Economic forecasting is difficult even at the best of times. It is particularly difficult today. At Fathom, we think in terms of scenarios and seek, wherever possible, to downplay point forecasts. A severe contraction in global economic activity through the first half of this year is inevitable – we are facing what French economist Pierre-Olivier Gourinchas has referred to as a ‘sudden stop’, something the global economy has never experienced before.
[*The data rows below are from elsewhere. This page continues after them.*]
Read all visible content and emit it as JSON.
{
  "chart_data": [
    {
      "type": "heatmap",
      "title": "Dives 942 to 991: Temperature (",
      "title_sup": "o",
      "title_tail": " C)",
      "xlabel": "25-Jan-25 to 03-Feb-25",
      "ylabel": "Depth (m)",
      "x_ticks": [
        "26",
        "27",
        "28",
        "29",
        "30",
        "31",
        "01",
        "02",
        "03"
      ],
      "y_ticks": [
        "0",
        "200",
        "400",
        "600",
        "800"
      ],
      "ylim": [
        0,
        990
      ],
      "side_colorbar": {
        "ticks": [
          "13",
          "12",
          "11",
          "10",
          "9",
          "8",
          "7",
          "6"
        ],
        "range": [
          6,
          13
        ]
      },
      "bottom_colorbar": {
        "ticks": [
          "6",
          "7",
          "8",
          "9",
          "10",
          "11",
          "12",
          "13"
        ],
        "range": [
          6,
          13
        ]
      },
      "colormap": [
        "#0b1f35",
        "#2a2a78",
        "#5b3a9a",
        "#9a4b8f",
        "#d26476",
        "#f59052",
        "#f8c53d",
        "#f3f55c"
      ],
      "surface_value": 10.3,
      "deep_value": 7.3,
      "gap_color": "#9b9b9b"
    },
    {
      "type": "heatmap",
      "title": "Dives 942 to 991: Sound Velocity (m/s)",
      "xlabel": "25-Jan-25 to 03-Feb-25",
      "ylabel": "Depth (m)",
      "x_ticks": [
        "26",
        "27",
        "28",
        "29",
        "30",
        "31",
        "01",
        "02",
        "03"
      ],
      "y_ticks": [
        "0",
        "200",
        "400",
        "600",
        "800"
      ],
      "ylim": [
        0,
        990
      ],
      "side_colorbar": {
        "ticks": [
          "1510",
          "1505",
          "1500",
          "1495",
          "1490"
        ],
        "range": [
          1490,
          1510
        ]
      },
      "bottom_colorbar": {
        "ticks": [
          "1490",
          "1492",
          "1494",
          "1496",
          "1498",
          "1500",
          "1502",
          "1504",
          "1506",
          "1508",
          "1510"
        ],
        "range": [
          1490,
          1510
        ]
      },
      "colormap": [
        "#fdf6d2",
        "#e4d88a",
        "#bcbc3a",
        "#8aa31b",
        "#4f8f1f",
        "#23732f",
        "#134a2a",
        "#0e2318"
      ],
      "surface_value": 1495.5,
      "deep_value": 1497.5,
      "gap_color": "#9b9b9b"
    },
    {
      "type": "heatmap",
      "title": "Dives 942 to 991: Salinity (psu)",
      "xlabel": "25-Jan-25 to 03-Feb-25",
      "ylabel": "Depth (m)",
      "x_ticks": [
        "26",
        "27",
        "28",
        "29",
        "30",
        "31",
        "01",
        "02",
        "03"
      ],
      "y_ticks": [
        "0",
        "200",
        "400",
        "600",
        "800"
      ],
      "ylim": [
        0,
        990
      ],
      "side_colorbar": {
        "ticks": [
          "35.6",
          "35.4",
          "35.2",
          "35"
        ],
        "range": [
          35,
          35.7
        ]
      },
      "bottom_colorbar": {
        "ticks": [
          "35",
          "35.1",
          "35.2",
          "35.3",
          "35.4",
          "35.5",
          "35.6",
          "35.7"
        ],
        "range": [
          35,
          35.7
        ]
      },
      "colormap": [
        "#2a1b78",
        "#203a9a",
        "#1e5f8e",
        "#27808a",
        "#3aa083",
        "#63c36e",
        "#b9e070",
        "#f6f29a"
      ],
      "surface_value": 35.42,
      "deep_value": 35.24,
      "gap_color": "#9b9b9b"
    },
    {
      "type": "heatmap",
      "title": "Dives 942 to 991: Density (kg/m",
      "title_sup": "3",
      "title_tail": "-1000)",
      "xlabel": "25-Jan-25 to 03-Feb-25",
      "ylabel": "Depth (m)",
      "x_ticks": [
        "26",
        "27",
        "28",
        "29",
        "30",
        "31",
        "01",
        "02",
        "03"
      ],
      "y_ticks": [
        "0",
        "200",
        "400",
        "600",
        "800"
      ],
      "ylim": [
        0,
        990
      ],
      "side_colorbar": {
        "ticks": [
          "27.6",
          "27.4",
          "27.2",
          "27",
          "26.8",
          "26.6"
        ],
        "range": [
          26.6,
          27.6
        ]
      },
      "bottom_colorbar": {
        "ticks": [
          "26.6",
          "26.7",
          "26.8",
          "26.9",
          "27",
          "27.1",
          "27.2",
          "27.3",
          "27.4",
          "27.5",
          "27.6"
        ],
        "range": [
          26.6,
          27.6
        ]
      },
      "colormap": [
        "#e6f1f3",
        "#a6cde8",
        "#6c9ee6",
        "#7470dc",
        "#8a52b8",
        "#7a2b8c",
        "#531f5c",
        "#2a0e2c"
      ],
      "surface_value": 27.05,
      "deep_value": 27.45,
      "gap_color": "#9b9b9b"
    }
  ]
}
But how long will it last? In our Global Economic and Markets Outlook for 2020 Q1, we set out three scenarios. The first was a V-shaped recovery, in which the number of cases peaks within months and begins to decline, allowing activity by the end of this year to return to normal levels. The second was a U-shaped recovery, where the virus continues to spread, depressing activity until a vaccine is found, but the economic and financial market infrastructure remains in place to deliver a strong rebound when that occurs. The third was an L-shaped recovery. Since we finalised our forecast on 17 March, a number of major economies have placed more severe restrictions on movement, and imposed a temporary shutdown on more industries than we had thought likely. This more aggressive action has caused us not only to anticipate an even sharper contraction in economic activity in the first few months of this year, but to increase the weight we attach to a V-shaped recovery. At the same time, we have also increased the weight we attach to our more severe risk scenario, making the outlook somewhat bimodal. In the event that COVID-19 returns with equal or greater vigour once restrictions that are holding back economic activity are lifted, then a severe financial crisis will be very hard to avoid.